Pourquoi ce festival est-il important?
C’est le seul festival qui est fait pour et par les jeunes de la rue. Ils sont au cÅ“ur de l’organisation. Le festival a aussi un mandat de prévention et veut démystifier la culture de la rue auprès de monsieur et madame Tout-le-Monde. On convie d’ailleurs la population à une épluchette de blé d’Inde aujourd’hui.
Quel en sera le contenu?
Les après-midi sont consacrés aux kiosques où l’on peut notamment apprendre des trucs pour bien prendre soin de soi dans la rue.
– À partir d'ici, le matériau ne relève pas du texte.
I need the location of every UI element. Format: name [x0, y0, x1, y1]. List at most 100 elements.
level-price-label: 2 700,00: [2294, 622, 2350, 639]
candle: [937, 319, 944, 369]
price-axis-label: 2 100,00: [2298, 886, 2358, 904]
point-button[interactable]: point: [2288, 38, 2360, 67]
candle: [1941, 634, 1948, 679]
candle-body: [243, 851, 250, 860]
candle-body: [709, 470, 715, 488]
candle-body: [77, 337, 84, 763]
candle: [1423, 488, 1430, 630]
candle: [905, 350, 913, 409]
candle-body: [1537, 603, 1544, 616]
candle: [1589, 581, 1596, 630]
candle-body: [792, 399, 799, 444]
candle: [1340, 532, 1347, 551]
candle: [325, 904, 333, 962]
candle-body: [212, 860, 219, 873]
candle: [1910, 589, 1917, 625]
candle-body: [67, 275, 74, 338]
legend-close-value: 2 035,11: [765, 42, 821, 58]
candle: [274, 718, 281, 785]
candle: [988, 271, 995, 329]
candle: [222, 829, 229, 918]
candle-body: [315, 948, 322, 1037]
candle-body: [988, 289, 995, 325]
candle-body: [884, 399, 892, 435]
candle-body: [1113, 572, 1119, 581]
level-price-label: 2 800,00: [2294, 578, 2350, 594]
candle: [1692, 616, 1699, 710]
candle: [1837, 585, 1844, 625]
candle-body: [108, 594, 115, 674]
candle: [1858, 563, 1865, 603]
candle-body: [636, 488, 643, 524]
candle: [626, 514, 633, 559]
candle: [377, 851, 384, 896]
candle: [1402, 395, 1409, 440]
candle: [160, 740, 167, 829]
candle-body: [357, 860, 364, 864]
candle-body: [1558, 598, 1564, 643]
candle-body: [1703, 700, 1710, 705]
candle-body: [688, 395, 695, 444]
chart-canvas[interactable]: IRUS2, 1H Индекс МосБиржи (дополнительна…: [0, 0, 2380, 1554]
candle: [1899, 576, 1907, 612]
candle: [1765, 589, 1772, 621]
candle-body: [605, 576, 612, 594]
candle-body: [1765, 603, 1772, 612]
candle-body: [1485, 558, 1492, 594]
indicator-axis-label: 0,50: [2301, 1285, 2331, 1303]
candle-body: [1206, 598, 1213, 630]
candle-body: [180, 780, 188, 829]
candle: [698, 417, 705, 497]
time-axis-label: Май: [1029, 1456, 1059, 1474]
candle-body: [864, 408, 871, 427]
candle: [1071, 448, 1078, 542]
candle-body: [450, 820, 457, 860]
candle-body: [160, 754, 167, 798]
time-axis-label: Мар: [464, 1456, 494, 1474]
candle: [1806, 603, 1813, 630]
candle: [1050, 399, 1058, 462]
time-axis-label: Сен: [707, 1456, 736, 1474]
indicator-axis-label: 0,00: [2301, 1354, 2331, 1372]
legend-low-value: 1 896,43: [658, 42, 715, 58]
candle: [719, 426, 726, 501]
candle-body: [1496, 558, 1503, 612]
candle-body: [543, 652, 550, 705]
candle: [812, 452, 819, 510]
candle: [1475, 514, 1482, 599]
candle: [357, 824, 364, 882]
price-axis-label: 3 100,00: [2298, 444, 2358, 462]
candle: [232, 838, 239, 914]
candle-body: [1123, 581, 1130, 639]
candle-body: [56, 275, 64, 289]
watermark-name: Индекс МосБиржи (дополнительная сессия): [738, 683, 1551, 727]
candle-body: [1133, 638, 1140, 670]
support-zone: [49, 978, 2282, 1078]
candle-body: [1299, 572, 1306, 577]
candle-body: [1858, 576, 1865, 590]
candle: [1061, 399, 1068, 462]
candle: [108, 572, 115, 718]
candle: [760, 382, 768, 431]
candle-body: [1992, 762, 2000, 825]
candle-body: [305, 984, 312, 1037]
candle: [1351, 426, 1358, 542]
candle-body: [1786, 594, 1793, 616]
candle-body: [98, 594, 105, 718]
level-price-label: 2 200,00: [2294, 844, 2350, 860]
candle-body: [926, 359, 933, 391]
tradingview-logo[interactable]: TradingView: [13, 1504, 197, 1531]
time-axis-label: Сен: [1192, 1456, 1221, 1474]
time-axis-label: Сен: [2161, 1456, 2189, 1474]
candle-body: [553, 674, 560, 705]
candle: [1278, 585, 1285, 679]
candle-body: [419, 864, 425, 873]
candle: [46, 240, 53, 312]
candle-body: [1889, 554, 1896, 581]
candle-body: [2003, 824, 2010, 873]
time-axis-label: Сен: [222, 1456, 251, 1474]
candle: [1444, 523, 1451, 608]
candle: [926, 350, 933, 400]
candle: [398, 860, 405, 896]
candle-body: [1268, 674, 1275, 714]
Les soirées sont réservées, dès 17 h 30, aux shows. Aujourd’hui, c’est la soirée multi. Demain est réservé au hip-hop et au reggae, alors que vendredi, c’est la soirée punk. Des repas sont aussi offerts sur place.
Votre festival ne se déroule pas au même endroit qu’à l’habitude. En quoi ce déménagement est-il significatif?
Depuis 12 ans, le festival se tenait, sans problème, sur la place Pasteur, rue Saint-Denis. Mais l’UQAM avait besoin de tout l’espace pour fêter son 40e anniversaire et n’était pas flexible à nos propositions de changement de dates. On a donc dû se déplacer sur la place de la Paix, sur le boulevard Saint-Laurent. C’est assez symbolique de la situation des jeunes de la rue, qu’on étiquette et qu’on cherche à chasser de l’espace public.